Job opportunities for imaging professionals
Many imaging specialists decide to try travel assignments for the flexibility and to gain experience in various work settings.
“Travel affords our clinicians the opportunity to work in different areas of the country and a variety of hospital sizes, which can expose them to more exams or studies and different ways of working with physicians,” Annetra said.
Additionally, people near the end of their careers often choose to travel to maintain their skill sets, working one or two assignments per year, she added.
Most assignments last 13 weeks, with some short-term, month-long opportunities. Most travelers work 36 to 40 hours per week. Full-time allied travelers can receive health and dental benefits after 30 days employment.
Imaging specialists who work travel assignments will receive an hourly wage, and, if more than 50 miles from their tax home, stipends for housing or provided housing and a per diem for meals and incidentals.
For those arranging their own housing, traveler Facebook groups can help imaging specialists find popular accommodations, as they share their experiences with various housing options. Travelers should expect to pay for transportation or housing initially and will be reimbursed.
As more hospital systems move to the Epic electronic medical record, travelers with experience using that software system are attractive to the hiring facility, Annetra said.

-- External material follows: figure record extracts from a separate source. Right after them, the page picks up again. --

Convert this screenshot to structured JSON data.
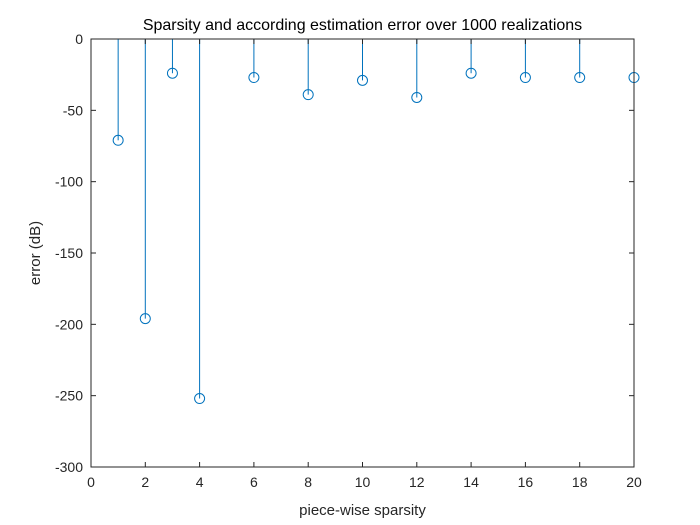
{
  "chart_data": {
    "type": "stem",
    "title": "Sparsity and according estimation error over 1000 realizations",
    "xlabel": "piece-wise sparsity",
    "ylabel": "error (dB)",
    "xlim": [
      0,
      20
    ],
    "ylim": [
      -300,
      0
    ],
    "xticks": [
      0,
      2,
      4,
      6,
      8,
      10,
      12,
      14,
      16,
      18,
      20
    ],
    "yticks": [
      0,
      -50,
      -100,
      -150,
      -200,
      -250,
      -300
    ],
    "xtick_labels": [
      "0",
      "2",
      "4",
      "6",
      "8",
      "10",
      "12",
      "14",
      "16",
      "18",
      "20"
    ],
    "ytick_labels": [
      "0",
      "-50",
      "-100",
      "-150",
      "-200",
      "-250",
      "-300"
    ],
    "grid": false,
    "marker": "circle",
    "series": [
      {
        "x": [
          1,
          2,
          3,
          4,
          6,
          8,
          10,
          12,
          14,
          16,
          18,
          20
        ],
        "y": [
          -71,
          -196,
          -24,
          -252,
          -27,
          -39,
          -29,
          -41,
          -24,
          -27,
          -27,
          -27
        ],
        "color": "#0072BD"
      }
    ]
  }
}
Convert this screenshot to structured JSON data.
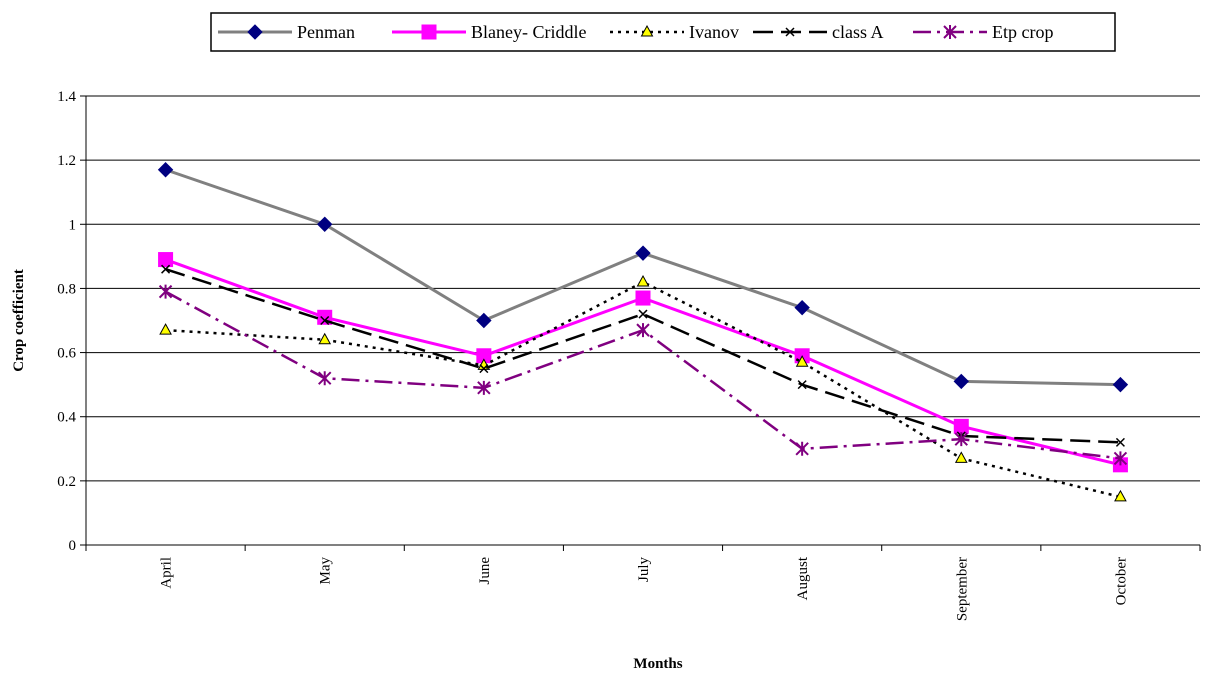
{
  "chart_data": {
    "type": "line",
    "categories": [
      "April",
      "May",
      "June",
      "July",
      "August",
      "September",
      "October"
    ],
    "series": [
      {
        "name": "Penman",
        "values": [
          1.17,
          1.0,
          0.7,
          0.91,
          0.74,
          0.51,
          0.5
        ],
        "color": "#808080",
        "marker": "diamond",
        "marker_color": "#000080",
        "dash": "solid"
      },
      {
        "name": "Blaney- Criddle",
        "values": [
          0.89,
          0.71,
          0.59,
          0.77,
          0.59,
          0.37,
          0.25
        ],
        "color": "#ff00ff",
        "marker": "square",
        "marker_color": "#ff00ff",
        "dash": "solid"
      },
      {
        "name": "Ivanov",
        "values": [
          0.67,
          0.64,
          0.56,
          0.82,
          0.57,
          0.27,
          0.15
        ],
        "color": "#000000",
        "marker": "triangle",
        "marker_color": "#ffff00",
        "dash": "dotted"
      },
      {
        "name": "class A",
        "values": [
          0.86,
          0.7,
          0.55,
          0.72,
          0.5,
          0.34,
          0.32
        ],
        "color": "#000000",
        "marker": "x",
        "marker_color": "#000000",
        "dash": "longdash"
      },
      {
        "name": "Etp crop",
        "values": [
          0.79,
          0.52,
          0.49,
          0.67,
          0.3,
          0.33,
          0.27
        ],
        "color": "#800080",
        "marker": "asterisk",
        "marker_color": "#800080",
        "dash": "dashdot"
      }
    ],
    "xlabel": "Months",
    "ylabel": "Crop coefficient",
    "ylim": [
      0,
      1.4
    ],
    "yticks": [
      "0",
      "0.2",
      "0.4",
      "0.6",
      "0.8",
      "1",
      "1.2",
      "1.4"
    ],
    "grid": "horizontal",
    "legend": "top-center"
  }
}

Facilities, typically, want travel imaging specialists to be certified or registered and have one year of prior experience. They also may request basic life support (BLS) credentials.
There has never been a better time to travel as an imaging specialist, with opportunities in large and small communities from New England to California and locales in between. These travel assignments offer a chance to see the country and explore new regions while earning excellent compensation.